On the Roman Catholic calendar, January 27 belonged to St. John Chrysostom, Patriarch of Constantinople and patron saint of orators. Gotlieb is "beloved of God"; in Latin, Amadeus. Wolfgang was in honor of his maternal grandfather, Wolfgang Nikolaus Pertl. As a grown man he would sign himself "Wolfgang Amadé Mozart," or just "Mozart." But for now he was b3a Wolfgang, or more affectionately, "Wolfgangerl."
Not much is known of Wolfgang’s very early life. Probably, his father concentrated on his court career and on teaching. Certainly he tutored Maria Anna, who the family called Nannerl. When she reached the age of seven, Leopold began to instruct her on the clavier -- and soon discovered to his keen satisfaction that she had a gift for music. He continued the girl’s studies, challenging her with a series of exercises that he wrote out for her in a notebook that he titled Pour le clavecin, ce Livre appartient à Mademoiselle Marie-Anne Mozartin 1759.
The boy’s curiosity was piqued as well. As Nannerl later recalled, the three-year-old Wolfgang "often spent much time at the clavier, picking out thirds, which he was always striking, and his pleasure showed that it sounded good."
Recognizing his childrens’ special abilities, Leopold began to devote extra effort to their educations -- with an emphasis on musical instruction.
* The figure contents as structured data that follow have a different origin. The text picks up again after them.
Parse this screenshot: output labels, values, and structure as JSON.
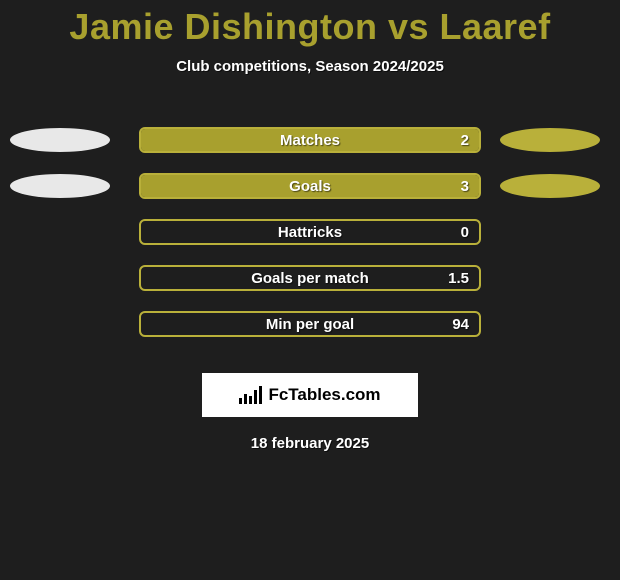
{
  "colors": {
    "background": "#1e1e1e",
    "title": "#a8a02e",
    "player1_accent": "#e8e8e8",
    "player2_accent": "#b9b03a",
    "bar_border": "#b9b03a",
    "bar_fill": "#a8a02e",
    "white": "#ffffff"
  },
  "title": {
    "text": "Jamie Dishington vs Laaref",
    "fontsize": 36
  },
  "subtitle": "Club competitions, Season 2024/2025",
  "stats": [
    {
      "label": "Matches",
      "value": "2",
      "fill_pct": 100,
      "left_ellipse": true,
      "right_ellipse": true
    },
    {
      "label": "Goals",
      "value": "3",
      "fill_pct": 100,
      "left_ellipse": true,
      "right_ellipse": true
    },
    {
      "label": "Hattricks",
      "value": "0",
      "fill_pct": 0,
      "left_ellipse": false,
      "right_ellipse": false
    },
    {
      "label": "Goals per match",
      "value": "1.5",
      "fill_pct": 0,
      "left_ellipse": false,
      "right_ellipse": false
    },
    {
      "label": "Min per goal",
      "value": "94",
      "fill_pct": 0,
      "left_ellipse": false,
      "right_ellipse": false
    }
  ],
  "logo": {
    "text": "FcTables.com"
  },
  "footer_date": "18 february 2025"
}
He became a loving, but exacting, taskmaster. Some time later, he would somewhat ruefully describe to a correspondent how from a very early age Nannerl and Wolfgang had learned to wear the "iron shirt" of discipline. The children themselves probably never realized that life could be any different. Wolfgang, no doubt, enjoyed the extra attention and found great pleasure in learning -- and in pleasing his father. It was the start of a relationship that he would never quite break free of, and the beginning of a career that would consume him altogether.